According to Forbes magazine, Hopp's personal wealth amounts to 2.5billion Euros. That's more than you can gamble away in Monte Carlo, and so Hopp decided to put some money into sports instead. But he is very different from the Russian billionaires, American investors or Australian media moguls we have been reading so much about in the past.

When Hopp was looking for an enterprise that needed some cash influx, back in 1989, he wasn't thinking glamour or silverware, he wasn't thinking Milan or Manchester. He turned towards his roots, Hoffenheim. And what he did there, over the years, is also quite different from what people you could compare him to did at much bigger clubs.

'I am the exact opposite of Roman Abramovich,' he says whenever he's accused of buying success. 'I invest money to build structures for the future. As far as I'm concerned, youth football comes first.' And he can't resist another jab at you know who: 'Rich people who do nothing but cruise around on their yachts are just egotists.'

On the one hand, he's been true to his words. Hoffenheim did not rise through the leagues because of expensive, foreign signings. Over the past seasons, the squad was mainly made up of young German players, many from the region. Of the 31 footballers who are currently in or on the fringes of the team, only five are non-Germans, and one of those, the former Bundesliga player Francisco Copado may have a Spanish passport but was born in Kiel.
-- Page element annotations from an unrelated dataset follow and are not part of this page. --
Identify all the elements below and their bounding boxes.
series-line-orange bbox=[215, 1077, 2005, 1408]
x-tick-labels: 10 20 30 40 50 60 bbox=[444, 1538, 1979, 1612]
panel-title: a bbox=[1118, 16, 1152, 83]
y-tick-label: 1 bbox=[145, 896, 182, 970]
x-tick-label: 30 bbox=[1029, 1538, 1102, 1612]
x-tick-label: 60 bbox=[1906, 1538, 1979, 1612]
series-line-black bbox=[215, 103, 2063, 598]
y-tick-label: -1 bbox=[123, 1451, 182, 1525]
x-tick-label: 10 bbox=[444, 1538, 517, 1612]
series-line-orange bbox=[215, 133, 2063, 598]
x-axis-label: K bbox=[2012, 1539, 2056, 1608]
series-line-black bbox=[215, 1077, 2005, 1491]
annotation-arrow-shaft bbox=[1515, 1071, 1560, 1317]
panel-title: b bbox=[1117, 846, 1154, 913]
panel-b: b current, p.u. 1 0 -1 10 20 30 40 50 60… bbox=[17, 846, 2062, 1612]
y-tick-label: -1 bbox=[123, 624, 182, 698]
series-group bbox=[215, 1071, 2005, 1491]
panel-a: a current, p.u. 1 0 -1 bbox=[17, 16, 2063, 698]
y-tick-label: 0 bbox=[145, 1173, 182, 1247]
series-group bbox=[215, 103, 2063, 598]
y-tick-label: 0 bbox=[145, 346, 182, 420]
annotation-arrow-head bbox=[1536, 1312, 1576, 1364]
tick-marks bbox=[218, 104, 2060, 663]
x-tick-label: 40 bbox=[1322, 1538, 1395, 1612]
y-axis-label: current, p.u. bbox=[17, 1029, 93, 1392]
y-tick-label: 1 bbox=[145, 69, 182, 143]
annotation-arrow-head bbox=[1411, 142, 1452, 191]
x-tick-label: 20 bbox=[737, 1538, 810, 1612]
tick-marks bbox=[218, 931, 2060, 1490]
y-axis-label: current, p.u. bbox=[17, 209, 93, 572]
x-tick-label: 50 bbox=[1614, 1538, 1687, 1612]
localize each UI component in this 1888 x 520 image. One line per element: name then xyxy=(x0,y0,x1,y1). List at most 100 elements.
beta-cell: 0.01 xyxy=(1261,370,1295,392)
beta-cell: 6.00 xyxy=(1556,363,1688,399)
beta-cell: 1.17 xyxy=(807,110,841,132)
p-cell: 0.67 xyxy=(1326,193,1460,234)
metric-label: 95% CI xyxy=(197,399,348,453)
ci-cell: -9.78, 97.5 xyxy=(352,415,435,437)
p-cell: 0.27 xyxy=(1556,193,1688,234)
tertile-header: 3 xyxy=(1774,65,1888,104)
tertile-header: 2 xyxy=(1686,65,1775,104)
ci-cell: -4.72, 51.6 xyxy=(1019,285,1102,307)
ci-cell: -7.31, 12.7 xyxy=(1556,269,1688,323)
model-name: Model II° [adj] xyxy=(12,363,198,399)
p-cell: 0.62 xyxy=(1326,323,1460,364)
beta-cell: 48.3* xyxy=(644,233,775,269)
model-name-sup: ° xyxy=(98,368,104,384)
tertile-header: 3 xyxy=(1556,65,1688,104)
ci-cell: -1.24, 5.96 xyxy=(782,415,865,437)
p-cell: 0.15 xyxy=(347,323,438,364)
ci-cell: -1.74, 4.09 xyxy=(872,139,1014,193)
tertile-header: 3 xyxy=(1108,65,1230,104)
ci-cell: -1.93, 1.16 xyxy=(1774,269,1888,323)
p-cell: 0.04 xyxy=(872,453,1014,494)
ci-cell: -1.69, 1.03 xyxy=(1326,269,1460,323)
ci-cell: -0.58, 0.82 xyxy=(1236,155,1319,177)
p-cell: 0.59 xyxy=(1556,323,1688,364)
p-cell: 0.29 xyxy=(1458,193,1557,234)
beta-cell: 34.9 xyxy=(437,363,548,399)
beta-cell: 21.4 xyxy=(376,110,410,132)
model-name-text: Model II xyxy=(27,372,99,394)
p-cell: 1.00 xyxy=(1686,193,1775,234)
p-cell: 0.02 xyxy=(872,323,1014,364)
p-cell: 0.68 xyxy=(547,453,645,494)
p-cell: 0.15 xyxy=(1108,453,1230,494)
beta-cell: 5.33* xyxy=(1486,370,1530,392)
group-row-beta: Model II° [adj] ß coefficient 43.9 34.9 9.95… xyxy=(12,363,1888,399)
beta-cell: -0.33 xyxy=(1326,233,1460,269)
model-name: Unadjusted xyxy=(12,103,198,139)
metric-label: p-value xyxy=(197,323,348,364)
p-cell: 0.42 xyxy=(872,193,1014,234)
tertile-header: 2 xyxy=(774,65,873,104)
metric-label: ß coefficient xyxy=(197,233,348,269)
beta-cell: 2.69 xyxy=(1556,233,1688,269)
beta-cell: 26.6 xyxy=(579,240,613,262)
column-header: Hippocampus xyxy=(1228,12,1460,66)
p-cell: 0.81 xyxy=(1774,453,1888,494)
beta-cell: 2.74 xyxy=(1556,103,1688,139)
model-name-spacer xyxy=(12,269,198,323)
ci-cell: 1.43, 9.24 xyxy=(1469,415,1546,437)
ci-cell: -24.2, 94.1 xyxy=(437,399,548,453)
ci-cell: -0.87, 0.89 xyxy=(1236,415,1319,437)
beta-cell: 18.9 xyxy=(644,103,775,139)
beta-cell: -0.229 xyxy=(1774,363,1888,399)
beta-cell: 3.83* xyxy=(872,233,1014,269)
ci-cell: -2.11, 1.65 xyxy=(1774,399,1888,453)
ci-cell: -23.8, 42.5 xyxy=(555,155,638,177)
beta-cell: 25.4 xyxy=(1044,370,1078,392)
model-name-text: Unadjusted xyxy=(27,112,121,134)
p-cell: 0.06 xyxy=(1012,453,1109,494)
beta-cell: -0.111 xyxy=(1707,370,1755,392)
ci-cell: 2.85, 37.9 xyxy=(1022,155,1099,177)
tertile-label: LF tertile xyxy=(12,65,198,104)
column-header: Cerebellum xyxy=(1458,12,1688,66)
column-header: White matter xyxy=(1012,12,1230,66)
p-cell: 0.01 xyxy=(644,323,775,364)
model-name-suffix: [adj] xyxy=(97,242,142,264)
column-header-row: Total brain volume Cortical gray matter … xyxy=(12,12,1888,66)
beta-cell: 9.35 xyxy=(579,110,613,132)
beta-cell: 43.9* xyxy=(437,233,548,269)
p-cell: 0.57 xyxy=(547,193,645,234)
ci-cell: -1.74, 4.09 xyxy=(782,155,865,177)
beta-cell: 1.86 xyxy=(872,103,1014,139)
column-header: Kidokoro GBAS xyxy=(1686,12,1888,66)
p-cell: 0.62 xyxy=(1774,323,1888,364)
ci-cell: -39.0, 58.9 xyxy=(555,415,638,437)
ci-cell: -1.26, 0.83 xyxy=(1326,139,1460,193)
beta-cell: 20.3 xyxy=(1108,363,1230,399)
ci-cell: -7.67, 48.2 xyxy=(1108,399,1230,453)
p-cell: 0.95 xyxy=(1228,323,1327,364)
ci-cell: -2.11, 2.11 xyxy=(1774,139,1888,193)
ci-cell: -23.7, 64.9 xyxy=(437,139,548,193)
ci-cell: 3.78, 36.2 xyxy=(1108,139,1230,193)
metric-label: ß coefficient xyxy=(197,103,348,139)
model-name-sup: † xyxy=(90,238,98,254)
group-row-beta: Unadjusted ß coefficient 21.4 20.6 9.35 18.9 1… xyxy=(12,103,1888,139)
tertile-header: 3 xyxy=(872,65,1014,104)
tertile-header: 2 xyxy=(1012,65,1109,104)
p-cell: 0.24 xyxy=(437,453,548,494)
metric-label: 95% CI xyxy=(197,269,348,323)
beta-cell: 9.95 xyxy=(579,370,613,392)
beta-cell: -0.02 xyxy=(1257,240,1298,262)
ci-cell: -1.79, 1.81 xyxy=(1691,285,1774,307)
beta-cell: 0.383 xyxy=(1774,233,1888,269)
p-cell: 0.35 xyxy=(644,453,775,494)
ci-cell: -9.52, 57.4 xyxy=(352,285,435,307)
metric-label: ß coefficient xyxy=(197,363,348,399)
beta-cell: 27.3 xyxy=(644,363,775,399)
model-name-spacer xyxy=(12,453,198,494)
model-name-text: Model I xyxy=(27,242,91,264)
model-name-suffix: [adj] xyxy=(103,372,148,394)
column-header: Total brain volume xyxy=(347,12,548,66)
'The youth set-up is excellent here,' Rangnick said with some admiration when he arrived at Hoffenheim this summer. 'The club's aim is to produce one or two players per year for the first team. No matter if we're talking third division football or, in the future, about the second or the first Bundesliga. But when we school players, our approach is holistic: we also teach them that football isn't everything.'

But as nice as all this sounds, you have to wonder where the road paved with good intentions will take Hopp and Hoffenheim. The dissenting voices are growing louder, claiming that small Hoffenheim is becoming too big for its own good. During the first weeks of the season, the club's games were regularly featured on national television - mainly because Hoffenheim failed to win any of the first four matches.

That, you see, was a nice occasion for the media to come up with gleeful remarks about software entrepeneurs, field hockey coaches and psychologists. It's become much quieter now that Hoffenheim have hit their stride, though. I guess the tradition-laden word of football has become a bit anxious the experiment at Hoffenheim could actually work.